Although the CCID is based on a Social Security Number, the Social Security Number never leaves the broker-dealer, added Shelly Bohlin, president & Chief COO, FINRA CAT, LLC.
“The CCID is only known to the CAT,” she testified. “It is not returned to a broker-dealer, and no one outside of CAT will ever have access to or know the CCID.”
Sen. Crapo remained concerned that the CAT could still request PII from the broker-dealers down the road.
“When the Consumer Financial Protection Bureau got rolling, it decided it wanted to collect credit card transactions on virtually everybody for everything,” he said. “We got into a fight with the CFPB over why. They claimed that they were not collecting all of the PII, which goes way beyond what we are talking about now. It turns out as we explored that with them, it would be as easy as flipping a switch to pick it up.’”
The SROs, in the course of their mandated market-surveillance role, could need to know the underlying customer information and ask broker-dealers for that information, but not the CAT, said Simon.
The continued argument regarding PII security should delay the CAT’s expected 2022 rollout, according to ranking member Sen. Sherrod Brown (OH-D).

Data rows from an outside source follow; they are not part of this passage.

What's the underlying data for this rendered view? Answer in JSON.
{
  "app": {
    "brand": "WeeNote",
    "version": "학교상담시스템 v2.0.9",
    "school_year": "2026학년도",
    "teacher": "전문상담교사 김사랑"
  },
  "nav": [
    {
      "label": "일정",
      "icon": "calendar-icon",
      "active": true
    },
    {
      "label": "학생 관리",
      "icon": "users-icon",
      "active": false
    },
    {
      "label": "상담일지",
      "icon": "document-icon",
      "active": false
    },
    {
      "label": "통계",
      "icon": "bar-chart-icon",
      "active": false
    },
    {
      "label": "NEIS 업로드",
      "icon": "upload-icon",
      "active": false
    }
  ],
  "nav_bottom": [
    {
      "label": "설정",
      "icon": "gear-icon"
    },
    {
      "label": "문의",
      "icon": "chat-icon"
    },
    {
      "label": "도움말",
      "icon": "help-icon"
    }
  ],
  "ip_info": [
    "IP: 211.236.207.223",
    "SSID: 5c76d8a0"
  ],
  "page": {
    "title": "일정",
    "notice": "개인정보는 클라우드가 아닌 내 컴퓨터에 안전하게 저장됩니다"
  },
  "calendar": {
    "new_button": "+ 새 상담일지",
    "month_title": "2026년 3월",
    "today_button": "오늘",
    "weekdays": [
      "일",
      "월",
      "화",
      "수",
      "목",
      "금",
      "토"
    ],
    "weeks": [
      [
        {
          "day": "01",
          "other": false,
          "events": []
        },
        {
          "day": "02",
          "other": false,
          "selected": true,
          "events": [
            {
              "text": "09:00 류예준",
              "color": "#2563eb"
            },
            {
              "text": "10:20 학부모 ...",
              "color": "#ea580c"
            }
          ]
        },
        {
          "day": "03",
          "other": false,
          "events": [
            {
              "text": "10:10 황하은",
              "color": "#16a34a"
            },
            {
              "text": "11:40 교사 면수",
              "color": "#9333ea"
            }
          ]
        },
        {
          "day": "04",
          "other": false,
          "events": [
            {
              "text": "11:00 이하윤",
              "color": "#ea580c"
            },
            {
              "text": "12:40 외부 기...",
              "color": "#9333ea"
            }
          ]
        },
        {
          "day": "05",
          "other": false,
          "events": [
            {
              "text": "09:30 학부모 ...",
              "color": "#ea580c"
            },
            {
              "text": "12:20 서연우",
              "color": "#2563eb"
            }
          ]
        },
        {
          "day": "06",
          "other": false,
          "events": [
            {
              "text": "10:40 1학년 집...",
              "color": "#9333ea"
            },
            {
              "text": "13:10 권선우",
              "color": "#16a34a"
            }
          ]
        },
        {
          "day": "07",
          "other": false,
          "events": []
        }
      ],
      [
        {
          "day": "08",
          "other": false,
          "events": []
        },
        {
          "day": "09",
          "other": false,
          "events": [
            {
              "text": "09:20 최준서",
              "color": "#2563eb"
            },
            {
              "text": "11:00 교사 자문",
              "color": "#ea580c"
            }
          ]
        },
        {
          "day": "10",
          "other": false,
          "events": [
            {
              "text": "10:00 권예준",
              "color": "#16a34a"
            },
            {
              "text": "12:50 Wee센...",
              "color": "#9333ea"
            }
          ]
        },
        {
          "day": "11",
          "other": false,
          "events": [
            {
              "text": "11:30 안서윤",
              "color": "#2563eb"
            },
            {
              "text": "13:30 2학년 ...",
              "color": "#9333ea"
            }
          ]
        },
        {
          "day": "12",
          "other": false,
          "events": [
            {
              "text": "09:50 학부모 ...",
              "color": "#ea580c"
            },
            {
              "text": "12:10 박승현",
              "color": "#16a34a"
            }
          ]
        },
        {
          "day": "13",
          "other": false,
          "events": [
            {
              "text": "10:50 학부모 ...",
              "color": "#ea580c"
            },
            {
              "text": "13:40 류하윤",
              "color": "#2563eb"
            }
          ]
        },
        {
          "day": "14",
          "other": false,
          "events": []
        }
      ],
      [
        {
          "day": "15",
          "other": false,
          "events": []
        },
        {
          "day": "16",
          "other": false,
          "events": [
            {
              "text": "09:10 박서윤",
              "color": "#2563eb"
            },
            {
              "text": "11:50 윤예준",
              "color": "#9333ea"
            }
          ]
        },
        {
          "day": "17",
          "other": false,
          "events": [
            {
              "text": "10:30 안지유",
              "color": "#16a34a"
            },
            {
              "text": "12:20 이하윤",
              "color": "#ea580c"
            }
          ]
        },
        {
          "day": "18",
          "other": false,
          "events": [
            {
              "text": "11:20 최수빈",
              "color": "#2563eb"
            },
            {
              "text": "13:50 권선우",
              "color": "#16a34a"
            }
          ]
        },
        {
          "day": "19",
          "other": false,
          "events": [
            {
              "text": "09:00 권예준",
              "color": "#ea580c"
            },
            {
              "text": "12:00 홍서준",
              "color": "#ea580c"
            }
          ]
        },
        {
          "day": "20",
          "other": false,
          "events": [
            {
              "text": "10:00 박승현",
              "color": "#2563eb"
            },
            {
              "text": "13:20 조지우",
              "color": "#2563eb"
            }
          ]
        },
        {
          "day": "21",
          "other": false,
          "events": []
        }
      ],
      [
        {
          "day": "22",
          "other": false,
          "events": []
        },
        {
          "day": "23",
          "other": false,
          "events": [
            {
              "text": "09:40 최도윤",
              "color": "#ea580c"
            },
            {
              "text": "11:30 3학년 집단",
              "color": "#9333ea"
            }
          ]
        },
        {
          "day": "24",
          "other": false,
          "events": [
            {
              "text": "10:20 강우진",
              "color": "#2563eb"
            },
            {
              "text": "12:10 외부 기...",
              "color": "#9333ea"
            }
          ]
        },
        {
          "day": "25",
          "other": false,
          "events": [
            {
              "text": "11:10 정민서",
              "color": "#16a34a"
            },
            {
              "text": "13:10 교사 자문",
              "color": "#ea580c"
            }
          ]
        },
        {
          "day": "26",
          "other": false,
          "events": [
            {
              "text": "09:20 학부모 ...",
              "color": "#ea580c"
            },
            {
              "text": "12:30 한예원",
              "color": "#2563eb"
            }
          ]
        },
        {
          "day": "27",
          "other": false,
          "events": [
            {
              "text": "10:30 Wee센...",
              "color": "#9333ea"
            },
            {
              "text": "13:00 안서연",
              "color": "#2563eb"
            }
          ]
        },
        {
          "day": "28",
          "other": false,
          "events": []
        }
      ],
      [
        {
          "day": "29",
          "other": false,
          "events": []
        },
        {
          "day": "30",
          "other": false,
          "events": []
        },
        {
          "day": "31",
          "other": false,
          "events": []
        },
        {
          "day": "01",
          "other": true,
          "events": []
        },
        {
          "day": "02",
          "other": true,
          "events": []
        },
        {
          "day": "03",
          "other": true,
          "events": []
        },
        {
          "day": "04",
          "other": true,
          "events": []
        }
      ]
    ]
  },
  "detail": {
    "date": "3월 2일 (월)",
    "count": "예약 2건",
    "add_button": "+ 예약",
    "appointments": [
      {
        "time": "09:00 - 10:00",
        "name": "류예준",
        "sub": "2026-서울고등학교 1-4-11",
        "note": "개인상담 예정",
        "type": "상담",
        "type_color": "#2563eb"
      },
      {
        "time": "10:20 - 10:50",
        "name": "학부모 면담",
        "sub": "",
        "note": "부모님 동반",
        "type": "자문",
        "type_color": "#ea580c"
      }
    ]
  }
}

“I trust the very capable minds of the exchanges and the SEC can work out access to data concerns, tracking the use of the audit trail and keep this long-overdue oversight tool to be completed,” he said. “The bottom line is that if you are smart enough to have information or strategies you think someone wants to steal, then you are smart enough to come up with ways to protect them.”